Still, infrastructure expansion is only part of the solution. Delays at ports and unpredictable customs procedures frequently inflate costs and disrupt supply chains. Businesses often face uncertainty regarding tariffs and processing timelines. Transitioning from discretion-heavy systems to technology-driven, trust-based customs processes — with quicker clearances and targeted inspections — would significantly enhance efficiency.
Reforming Land Markets
Land acquisition remains one of the more complex aspects of doing business in India. Fragmented ownership patterns, ambiguous pricing, insecure titles, and prolonged disputes can stall projects and inflate financing risks. Introducing long-term, standardised land tenure systems would provide greater clarity and predictability for investors and lenders alike.

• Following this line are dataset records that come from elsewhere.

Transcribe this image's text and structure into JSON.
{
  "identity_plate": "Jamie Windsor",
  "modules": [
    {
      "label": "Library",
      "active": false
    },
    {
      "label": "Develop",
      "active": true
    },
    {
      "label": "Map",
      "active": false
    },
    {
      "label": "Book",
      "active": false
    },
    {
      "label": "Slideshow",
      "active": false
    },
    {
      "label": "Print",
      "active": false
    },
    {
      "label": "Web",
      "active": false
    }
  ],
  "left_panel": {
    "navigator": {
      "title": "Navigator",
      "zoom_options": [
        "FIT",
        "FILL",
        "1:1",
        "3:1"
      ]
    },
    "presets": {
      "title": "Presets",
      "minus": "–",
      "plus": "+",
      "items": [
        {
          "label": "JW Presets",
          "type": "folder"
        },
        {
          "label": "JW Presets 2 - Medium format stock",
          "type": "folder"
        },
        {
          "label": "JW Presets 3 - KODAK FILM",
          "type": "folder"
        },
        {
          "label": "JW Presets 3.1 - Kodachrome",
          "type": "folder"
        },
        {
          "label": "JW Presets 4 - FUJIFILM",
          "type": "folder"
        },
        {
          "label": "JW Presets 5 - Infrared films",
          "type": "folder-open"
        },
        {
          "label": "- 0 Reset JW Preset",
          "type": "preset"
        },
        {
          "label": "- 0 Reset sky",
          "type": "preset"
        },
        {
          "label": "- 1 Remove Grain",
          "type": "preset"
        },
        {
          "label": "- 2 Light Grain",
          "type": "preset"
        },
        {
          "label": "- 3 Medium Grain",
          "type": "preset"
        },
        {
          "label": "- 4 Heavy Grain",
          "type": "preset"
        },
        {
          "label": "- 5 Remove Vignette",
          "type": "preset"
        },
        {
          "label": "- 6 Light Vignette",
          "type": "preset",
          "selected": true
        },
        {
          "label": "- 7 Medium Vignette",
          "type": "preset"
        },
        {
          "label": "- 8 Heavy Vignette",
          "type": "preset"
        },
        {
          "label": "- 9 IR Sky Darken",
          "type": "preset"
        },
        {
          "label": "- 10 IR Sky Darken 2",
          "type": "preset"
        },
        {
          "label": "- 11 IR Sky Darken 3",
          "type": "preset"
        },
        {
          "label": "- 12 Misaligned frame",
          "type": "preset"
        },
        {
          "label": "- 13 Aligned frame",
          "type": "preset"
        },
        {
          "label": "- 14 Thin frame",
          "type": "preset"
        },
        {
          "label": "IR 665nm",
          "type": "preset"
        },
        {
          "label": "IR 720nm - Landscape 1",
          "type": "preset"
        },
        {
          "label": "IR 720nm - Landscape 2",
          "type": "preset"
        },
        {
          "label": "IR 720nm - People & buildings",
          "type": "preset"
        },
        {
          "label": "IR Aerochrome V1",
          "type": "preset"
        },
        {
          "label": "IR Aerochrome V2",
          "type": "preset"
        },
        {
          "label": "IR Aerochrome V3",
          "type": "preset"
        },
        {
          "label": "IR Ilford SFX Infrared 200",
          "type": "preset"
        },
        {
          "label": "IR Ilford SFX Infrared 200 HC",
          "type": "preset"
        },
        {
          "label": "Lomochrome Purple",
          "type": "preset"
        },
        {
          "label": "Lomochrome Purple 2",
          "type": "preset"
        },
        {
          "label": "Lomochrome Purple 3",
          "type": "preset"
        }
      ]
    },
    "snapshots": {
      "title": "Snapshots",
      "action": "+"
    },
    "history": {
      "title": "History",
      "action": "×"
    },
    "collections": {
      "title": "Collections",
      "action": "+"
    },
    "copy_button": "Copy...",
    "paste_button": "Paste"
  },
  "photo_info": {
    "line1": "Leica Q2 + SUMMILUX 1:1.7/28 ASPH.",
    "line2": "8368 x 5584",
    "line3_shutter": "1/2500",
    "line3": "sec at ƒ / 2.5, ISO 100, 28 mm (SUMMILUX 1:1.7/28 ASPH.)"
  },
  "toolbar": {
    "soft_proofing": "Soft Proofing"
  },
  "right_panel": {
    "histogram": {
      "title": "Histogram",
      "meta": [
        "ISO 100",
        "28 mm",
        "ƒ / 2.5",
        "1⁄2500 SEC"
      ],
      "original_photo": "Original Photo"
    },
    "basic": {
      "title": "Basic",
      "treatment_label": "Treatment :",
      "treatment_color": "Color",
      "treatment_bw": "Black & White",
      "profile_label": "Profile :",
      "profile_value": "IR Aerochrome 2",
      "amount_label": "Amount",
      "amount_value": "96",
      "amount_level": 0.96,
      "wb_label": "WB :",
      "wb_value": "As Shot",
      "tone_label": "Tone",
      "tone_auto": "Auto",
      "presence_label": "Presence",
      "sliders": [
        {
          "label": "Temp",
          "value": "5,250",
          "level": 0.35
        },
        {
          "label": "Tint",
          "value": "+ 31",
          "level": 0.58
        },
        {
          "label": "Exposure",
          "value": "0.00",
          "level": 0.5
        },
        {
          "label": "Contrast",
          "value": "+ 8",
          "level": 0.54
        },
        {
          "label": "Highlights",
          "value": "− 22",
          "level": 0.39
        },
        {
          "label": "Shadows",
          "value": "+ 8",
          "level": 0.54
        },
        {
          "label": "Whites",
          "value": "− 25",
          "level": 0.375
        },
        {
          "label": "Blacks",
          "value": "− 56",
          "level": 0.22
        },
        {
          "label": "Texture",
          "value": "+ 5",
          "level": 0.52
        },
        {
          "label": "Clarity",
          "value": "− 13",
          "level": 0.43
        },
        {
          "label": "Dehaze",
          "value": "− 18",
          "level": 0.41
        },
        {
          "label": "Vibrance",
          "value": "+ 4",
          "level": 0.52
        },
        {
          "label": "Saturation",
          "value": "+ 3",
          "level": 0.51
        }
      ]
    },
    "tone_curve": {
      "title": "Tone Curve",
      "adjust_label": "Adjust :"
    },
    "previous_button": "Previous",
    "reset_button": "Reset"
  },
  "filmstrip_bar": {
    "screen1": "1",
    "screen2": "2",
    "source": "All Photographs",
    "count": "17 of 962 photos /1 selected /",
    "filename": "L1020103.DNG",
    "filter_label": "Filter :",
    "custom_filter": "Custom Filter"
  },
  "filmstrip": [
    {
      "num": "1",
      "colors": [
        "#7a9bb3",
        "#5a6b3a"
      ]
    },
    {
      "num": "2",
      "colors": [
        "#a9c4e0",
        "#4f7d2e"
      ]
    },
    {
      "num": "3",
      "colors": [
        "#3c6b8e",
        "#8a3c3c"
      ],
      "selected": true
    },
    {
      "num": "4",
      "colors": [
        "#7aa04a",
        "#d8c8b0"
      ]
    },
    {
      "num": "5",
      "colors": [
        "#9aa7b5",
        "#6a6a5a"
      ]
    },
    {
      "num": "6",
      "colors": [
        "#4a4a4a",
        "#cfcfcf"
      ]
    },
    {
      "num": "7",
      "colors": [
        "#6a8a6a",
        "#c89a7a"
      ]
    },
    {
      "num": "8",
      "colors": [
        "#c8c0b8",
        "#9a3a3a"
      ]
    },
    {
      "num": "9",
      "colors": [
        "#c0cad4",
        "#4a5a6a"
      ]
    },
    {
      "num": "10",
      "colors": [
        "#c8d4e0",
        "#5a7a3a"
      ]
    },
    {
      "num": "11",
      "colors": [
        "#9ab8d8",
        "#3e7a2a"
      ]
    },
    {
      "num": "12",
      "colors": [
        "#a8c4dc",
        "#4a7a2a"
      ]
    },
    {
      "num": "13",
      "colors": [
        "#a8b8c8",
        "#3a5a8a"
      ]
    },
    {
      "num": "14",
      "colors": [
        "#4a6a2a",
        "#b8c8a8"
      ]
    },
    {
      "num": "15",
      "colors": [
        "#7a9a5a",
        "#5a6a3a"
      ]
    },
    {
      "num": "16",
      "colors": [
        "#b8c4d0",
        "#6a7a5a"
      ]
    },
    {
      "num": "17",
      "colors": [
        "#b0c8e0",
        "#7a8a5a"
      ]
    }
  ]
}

Given that land governance primarily falls under state jurisdiction, meaningful reform requires cooperative federalism. Coordinated action between the Centre and states is essential to modernise land records, streamline approvals, and reduce uncertainty.
Easing the Compliance Burden
Compliance costs pose a particular challenge for micro, small, and medium enterprises (MSMEs). Uniform regulatory frameworks often impose similar requirements on small factories and large corporations, creating disproportionate burdens for smaller firms. This discourages formalisation and scaling.
A move toward proportionate, risk-based regulation would allow oversight to reflect enterprise size and risk profile. Although periodic consolidation of rules occurs, the cumulative stock of regulations rarely shrinks. Regular regulatory reviews and sunset clauses could help prevent unnecessary accumulation and keep compliance demands manageable.
The Road to Sustainable Growth
India has already undertaken the foundational work of improving ease of doing business. The next phase must focus squarely on reducing the cost of doing business. Competitive cost structures enable firms to scale production, secure export contracts, and generate higher-productivity employment opportunities.
Ultimately, lowering systemic costs is not merely an industry demand — it is central to sustaining growth rates above 8% and strengthening India’s position in the global economy.